Frequency of adverse events reported by participants did not differ significantly among the groups. The most frequent adverse events were gastrointestinal symptoms, most of which were mild or moderate in severity.
The authors state that this trial used a well-characterized silymarin product (not described); focused on a specific liver disease; enrolled a large, representative cohort across 4 different northeastern U.S. clinical sites; included an adequate treatment duration; had excellent adherence to study medication and visits; and used well-defined outcome measures.
They conclude that oral silymarin, used in a higher than customary dose, did not significantly alter biochemical or virological markers of disease activity in patients with chronic HCV infection who had been treated previously with IFN-based regimens and had not responded to treatment. For these participants, with treatment-resistant HCV infection, silymarin did not provide a greater benefit than placebo.
1Seeff LB, Curto TM, Szabo G, et al.; HALT-C Trial Group. Herbal product use by persons enrolled in the Hepatitis C Antiviral Long-Term Treatment Against Cirrhosis (HALT-C) Trial. Hepatology. 2008;47(2):605-612.

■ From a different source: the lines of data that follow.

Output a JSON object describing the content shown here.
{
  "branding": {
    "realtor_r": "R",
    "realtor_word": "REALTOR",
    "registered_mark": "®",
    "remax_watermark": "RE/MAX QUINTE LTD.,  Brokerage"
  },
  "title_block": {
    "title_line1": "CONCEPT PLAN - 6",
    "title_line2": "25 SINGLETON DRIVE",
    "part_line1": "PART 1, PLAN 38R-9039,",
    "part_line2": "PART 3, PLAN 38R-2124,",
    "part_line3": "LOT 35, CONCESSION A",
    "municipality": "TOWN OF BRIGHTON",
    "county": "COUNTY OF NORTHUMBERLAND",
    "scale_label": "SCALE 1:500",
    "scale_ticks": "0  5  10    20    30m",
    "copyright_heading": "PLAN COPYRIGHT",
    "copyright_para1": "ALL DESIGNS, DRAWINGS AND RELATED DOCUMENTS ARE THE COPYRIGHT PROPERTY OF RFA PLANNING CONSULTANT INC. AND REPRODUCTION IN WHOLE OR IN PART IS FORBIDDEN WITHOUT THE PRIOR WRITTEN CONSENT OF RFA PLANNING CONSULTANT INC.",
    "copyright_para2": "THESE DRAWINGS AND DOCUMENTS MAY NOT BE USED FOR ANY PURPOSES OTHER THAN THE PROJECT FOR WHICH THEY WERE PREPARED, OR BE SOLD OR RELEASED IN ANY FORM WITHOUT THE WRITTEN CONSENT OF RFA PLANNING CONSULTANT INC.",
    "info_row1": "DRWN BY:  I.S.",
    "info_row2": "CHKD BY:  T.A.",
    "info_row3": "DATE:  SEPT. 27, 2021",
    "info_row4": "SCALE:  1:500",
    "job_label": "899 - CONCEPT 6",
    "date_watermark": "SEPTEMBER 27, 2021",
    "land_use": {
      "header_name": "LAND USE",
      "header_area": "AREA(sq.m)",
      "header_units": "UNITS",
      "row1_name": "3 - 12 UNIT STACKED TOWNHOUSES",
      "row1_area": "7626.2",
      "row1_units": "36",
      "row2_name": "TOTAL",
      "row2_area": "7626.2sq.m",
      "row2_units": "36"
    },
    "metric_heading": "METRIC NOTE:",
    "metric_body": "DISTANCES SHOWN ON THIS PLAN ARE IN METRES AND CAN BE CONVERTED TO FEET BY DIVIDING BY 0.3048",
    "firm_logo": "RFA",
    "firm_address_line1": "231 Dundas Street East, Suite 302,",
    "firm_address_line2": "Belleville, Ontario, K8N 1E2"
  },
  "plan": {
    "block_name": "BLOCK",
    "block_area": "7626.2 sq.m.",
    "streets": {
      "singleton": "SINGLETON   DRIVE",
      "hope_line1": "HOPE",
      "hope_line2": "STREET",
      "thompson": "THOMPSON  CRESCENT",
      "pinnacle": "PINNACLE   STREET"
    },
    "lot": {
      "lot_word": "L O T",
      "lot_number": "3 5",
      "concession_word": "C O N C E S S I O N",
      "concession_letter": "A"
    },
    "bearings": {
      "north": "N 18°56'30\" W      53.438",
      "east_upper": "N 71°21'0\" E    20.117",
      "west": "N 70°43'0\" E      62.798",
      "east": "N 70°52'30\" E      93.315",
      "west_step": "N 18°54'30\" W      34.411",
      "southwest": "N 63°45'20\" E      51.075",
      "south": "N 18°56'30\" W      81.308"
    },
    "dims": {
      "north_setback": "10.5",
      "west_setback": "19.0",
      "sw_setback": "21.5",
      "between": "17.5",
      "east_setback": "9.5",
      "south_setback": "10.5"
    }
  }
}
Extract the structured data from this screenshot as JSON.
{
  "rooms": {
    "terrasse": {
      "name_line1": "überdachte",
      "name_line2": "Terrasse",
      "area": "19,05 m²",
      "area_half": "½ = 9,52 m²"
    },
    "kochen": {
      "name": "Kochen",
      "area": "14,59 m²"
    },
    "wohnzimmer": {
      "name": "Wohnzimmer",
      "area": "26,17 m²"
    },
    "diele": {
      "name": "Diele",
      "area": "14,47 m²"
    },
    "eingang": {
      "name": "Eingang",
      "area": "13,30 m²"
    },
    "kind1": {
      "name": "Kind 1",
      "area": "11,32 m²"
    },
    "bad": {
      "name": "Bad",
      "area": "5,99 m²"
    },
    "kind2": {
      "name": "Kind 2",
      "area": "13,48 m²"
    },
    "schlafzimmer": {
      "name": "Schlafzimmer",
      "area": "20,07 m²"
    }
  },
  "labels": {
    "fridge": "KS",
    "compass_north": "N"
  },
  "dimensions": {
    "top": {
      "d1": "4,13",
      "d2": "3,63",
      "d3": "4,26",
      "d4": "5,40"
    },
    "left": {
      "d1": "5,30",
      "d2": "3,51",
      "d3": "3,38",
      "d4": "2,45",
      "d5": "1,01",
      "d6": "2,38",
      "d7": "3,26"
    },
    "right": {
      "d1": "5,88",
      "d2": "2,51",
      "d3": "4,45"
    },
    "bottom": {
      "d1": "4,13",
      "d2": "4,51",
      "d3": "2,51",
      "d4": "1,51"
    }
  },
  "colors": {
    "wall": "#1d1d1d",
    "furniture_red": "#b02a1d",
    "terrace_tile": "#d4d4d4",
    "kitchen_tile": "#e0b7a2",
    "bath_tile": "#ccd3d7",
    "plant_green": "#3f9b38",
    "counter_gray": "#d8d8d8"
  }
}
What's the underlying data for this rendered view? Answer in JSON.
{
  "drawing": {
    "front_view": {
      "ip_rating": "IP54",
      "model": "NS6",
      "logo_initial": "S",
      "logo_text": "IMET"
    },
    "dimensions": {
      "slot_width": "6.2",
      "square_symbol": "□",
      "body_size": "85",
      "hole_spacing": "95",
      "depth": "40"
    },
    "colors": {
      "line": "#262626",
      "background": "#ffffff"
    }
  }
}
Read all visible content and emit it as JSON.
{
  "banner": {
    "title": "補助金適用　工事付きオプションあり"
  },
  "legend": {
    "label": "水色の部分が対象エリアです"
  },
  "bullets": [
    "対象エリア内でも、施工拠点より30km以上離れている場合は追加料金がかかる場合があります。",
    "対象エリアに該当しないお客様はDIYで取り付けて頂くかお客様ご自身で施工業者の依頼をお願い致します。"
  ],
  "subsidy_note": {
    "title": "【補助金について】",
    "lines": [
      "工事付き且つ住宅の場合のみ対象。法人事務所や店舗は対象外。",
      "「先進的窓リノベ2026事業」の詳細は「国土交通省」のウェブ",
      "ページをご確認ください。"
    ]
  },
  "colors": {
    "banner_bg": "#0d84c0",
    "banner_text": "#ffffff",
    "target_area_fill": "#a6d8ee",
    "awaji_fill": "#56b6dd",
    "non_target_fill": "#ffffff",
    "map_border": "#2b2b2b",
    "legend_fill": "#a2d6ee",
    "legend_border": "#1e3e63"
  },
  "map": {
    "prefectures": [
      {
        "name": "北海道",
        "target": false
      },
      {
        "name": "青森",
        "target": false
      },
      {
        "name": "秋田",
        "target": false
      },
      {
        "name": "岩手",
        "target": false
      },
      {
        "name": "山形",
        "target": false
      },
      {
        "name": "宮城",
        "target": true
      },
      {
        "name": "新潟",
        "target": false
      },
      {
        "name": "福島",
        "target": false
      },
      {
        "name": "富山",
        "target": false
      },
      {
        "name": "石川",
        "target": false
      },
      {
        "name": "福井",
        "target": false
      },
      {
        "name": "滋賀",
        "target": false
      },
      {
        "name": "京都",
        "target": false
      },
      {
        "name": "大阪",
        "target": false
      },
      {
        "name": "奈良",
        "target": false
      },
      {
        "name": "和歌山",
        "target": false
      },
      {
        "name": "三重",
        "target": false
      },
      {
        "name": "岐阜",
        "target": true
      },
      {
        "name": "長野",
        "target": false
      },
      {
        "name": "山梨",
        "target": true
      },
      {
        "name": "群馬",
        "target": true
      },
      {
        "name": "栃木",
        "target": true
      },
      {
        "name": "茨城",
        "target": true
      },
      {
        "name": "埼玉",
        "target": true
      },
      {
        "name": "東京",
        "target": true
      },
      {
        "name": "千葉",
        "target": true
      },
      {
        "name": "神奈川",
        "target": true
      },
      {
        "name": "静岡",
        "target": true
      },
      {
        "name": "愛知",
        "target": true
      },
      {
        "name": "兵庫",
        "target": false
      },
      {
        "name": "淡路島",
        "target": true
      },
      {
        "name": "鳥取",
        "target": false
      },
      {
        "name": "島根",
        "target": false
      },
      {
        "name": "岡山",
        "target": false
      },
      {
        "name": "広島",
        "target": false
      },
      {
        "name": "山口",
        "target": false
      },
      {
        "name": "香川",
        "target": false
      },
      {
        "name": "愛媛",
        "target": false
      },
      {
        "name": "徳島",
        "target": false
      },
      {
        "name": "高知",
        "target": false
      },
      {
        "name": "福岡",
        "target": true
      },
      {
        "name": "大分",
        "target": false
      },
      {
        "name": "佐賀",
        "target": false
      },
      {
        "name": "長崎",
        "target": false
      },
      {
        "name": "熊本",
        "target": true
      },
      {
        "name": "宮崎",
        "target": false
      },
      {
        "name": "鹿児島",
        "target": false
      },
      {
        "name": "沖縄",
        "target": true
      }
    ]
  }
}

2Hawke RL, Schrieber SJ, Soule TA, et al.; SyNCH Trial Group. Silymarin ascending multiple oral dosing phase I study in noncirrhotic patients with chronic hepatitis C. J Clin Pharmacol. 2010;50(4):434-449.
Peer Reviewer's Comments:
The primary inclusion criteria for this study were that the participants FAILED to respond to "gold standard" conventional treatments. It is hardly surprising that they also did not respond to herbal therapy. To overstate the obvious, these subjects were not representative of the general U.S. HCV population.Also, in both the result and discussion sections, the authors claimed that compliance was very good ("despite a high pill burden" – 5 capsules, three times a day); however, the methodology for assessing compliance was not reported nor was there any indication whether these unknown compliance evaluations were intended to measure medication intake or adherence to the 3 times daily dosing schedule. As the authors point out, the study medication is rapidly metabolized, so the 3 times daily dosing schedule is critical to maintain effective, steady plasma levels.